Please go through below steps to update latest changes in your environment.
Access below link and copy the basicScale.ps1 code
https://github.com/Azure/RDS-Templates/blob/ptg-wvdautoscaling-automation/wvd-templates/wvd-scaling-script/basicScale.ps1
Access your automation account resource in Azure portal.
Click on Runbooks
a. Select the "WVDAutoScaleRunbook".
b. Paste into azure automation account runbook.
c. Click on save button and
d. click on publish button.
If you are still facing issue please let me know.
Thanks,
Hi @viswanadham-k thank you for the update. I have updated my automation account script and now can see that the scale down job no longer fails.
This may warrant a separate thread but now that this seems to be working OK, could I please get clarification on what the script SHOULD be doing? I've found it does not scale down hosts that have got users logged into them. I was expecting for these users to be ejected via a grace period but the scaling script just seems to ignore hosts with active user sessions.
Many thanks for the support so far!
Hi @townendk
Thank you for giving feedback.
Can you please close this issue.
Thanks
Hi,
I was experiencing the same issue. Apparently the Hosts Status when they are deallocated has changed from NoHeartBeat to unavailable. I changed to the new script suggested https://github.com/Azure/RDS-Templates/blob/ptg-wvdautoscaling-automation/wvd-templates/wvd-scaling-script/basicScale.ps1. Now some of the hosts were shutdown but not all that should have. For the hosts that were left online the script identified that it was off peak hours and started the "scale down" process but it kept trying to shut down the wrong host. Also, apparently the hosts that were on during Off peak hours and that were supposed to be down were left with the "No Allow New Connections" setting off so no users were able to connect in the morning.
See sample output below.
It is Off-peak hours
Starting to scale down WVD session hosts ...

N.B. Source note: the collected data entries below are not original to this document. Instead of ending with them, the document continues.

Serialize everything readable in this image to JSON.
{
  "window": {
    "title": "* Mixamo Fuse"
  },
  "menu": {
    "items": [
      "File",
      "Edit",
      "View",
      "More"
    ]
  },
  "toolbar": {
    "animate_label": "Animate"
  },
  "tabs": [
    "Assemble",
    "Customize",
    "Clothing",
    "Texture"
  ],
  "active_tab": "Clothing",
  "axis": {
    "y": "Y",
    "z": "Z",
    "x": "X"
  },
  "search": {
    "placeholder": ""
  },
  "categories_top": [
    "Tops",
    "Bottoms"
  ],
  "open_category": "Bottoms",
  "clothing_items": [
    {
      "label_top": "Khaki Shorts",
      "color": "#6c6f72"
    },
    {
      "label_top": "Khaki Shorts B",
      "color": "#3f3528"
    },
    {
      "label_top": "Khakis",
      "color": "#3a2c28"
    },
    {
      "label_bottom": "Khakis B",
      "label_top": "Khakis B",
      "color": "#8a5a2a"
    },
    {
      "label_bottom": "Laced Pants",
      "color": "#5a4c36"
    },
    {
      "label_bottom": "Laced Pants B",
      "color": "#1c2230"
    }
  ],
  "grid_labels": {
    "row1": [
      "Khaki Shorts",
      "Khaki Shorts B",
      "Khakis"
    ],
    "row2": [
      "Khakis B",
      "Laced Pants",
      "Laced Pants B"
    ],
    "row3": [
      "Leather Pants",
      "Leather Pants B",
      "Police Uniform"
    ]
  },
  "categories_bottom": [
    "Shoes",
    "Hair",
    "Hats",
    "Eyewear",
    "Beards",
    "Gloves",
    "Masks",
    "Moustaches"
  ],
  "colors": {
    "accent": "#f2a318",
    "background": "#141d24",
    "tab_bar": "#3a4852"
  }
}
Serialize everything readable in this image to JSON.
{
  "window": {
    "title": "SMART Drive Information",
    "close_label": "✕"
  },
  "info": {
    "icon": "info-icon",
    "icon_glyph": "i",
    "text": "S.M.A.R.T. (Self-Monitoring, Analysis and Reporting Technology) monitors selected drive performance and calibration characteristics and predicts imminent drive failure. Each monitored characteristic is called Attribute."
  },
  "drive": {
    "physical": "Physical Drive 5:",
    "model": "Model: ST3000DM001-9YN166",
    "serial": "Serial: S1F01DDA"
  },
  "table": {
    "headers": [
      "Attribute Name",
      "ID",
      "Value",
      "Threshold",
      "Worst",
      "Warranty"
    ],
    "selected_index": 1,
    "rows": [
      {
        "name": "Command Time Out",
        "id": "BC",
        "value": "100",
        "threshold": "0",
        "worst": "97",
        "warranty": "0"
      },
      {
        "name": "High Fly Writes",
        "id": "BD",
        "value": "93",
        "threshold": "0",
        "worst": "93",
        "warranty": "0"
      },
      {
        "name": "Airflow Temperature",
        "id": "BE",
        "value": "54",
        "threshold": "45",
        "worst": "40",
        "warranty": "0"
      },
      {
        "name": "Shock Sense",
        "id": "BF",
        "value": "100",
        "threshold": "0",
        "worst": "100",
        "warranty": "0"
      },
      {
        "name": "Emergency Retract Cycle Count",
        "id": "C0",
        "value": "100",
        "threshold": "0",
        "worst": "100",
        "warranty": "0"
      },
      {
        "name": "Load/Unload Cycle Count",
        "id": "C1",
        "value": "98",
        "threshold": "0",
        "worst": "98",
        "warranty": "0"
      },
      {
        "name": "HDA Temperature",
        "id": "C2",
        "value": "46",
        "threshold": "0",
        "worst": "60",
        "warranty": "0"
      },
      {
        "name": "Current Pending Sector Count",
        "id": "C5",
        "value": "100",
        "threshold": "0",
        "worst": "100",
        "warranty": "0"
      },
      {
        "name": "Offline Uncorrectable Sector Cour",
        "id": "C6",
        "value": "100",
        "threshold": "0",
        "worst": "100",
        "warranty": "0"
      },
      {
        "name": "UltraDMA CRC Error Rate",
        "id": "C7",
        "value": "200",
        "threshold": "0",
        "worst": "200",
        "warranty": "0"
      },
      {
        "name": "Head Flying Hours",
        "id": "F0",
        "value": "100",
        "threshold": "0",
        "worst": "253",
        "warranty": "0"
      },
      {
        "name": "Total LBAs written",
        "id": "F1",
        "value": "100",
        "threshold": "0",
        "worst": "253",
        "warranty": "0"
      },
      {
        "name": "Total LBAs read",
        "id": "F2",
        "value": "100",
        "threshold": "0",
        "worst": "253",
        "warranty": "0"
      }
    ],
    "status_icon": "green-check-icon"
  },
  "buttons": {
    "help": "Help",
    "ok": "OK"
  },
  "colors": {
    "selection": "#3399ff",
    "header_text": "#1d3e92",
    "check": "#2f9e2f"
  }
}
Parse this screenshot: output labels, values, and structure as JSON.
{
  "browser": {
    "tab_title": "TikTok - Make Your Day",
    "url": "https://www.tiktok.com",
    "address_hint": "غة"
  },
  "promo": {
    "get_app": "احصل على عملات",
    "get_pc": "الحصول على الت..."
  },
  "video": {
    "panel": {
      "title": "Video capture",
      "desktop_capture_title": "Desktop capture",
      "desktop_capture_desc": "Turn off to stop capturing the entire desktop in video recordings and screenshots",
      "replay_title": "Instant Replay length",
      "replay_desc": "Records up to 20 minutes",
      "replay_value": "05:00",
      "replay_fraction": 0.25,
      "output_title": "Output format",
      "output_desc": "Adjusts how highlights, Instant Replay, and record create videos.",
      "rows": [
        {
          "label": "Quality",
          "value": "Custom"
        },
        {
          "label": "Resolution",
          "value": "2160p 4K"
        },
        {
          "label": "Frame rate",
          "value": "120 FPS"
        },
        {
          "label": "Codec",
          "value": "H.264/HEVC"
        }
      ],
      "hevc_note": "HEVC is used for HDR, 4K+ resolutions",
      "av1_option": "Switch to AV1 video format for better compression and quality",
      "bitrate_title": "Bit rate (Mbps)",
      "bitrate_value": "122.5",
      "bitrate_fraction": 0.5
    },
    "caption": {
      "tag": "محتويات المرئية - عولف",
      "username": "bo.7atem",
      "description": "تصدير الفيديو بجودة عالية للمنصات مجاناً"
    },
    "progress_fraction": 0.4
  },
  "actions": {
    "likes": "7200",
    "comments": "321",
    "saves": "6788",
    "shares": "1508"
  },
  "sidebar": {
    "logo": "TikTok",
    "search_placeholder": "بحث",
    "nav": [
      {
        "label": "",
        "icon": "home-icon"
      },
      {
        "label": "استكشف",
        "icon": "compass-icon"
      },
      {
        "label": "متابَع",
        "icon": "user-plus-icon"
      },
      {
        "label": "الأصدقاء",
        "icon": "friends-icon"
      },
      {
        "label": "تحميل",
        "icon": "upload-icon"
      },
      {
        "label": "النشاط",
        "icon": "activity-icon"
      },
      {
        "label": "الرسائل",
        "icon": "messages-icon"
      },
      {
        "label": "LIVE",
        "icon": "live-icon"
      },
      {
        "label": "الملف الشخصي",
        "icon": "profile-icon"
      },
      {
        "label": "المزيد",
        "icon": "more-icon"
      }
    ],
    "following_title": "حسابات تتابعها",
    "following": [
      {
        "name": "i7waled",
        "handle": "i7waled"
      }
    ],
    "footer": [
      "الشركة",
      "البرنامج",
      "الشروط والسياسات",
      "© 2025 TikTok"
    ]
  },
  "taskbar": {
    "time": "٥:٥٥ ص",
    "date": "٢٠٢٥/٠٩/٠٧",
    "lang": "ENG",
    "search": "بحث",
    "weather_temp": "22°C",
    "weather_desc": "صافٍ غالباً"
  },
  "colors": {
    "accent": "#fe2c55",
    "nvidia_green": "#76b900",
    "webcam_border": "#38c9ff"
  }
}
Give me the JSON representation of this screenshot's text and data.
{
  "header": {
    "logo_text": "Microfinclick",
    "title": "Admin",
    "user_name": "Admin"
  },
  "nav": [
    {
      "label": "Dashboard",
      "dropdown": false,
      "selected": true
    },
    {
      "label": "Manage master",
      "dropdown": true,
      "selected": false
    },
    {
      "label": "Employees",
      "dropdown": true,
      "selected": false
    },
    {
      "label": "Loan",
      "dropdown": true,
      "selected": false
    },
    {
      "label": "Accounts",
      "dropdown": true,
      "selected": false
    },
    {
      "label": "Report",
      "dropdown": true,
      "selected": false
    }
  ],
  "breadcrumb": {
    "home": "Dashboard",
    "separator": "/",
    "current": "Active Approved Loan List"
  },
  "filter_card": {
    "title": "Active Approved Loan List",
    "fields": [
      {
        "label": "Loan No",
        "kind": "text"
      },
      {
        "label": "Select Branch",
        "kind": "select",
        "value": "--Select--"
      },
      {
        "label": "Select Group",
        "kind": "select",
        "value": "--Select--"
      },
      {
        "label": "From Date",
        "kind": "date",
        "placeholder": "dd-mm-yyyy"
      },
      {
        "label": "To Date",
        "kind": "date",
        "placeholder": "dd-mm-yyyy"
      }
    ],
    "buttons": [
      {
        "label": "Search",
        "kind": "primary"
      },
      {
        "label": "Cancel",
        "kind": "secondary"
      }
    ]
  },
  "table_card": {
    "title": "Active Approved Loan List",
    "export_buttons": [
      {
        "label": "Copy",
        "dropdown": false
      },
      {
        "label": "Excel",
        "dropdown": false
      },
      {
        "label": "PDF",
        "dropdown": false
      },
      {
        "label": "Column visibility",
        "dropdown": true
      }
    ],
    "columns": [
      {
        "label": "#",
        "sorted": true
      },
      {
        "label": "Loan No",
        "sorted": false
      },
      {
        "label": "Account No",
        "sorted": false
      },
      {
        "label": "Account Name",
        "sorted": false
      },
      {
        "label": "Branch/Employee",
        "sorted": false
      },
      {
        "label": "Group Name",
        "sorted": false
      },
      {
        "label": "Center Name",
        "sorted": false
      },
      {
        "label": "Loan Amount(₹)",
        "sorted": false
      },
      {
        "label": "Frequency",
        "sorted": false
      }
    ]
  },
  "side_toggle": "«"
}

Processing hostpool AZC-WVD-Prod
Checking session host: AZCWVD-9.hl.local
of sessions: 0 and status: Available
Checking session host: AZCWVD-2.hl.local
of sessions: 1 and status: Available
Checking session host: AZCWVD-7.hl.local
of sessions: 1 and status: Available
Stopping Azure VM: AZCWVD-0 and waiting for it to complete ...
Azure VM has been stopped: AZCWVD-0 ...
HostpoolName: AZC-WVD-Prod, TotalRunningCores: 8 NumberOfRunningHosts: 2
Most helpful comment
Adding @RoopChevuri as well for comment.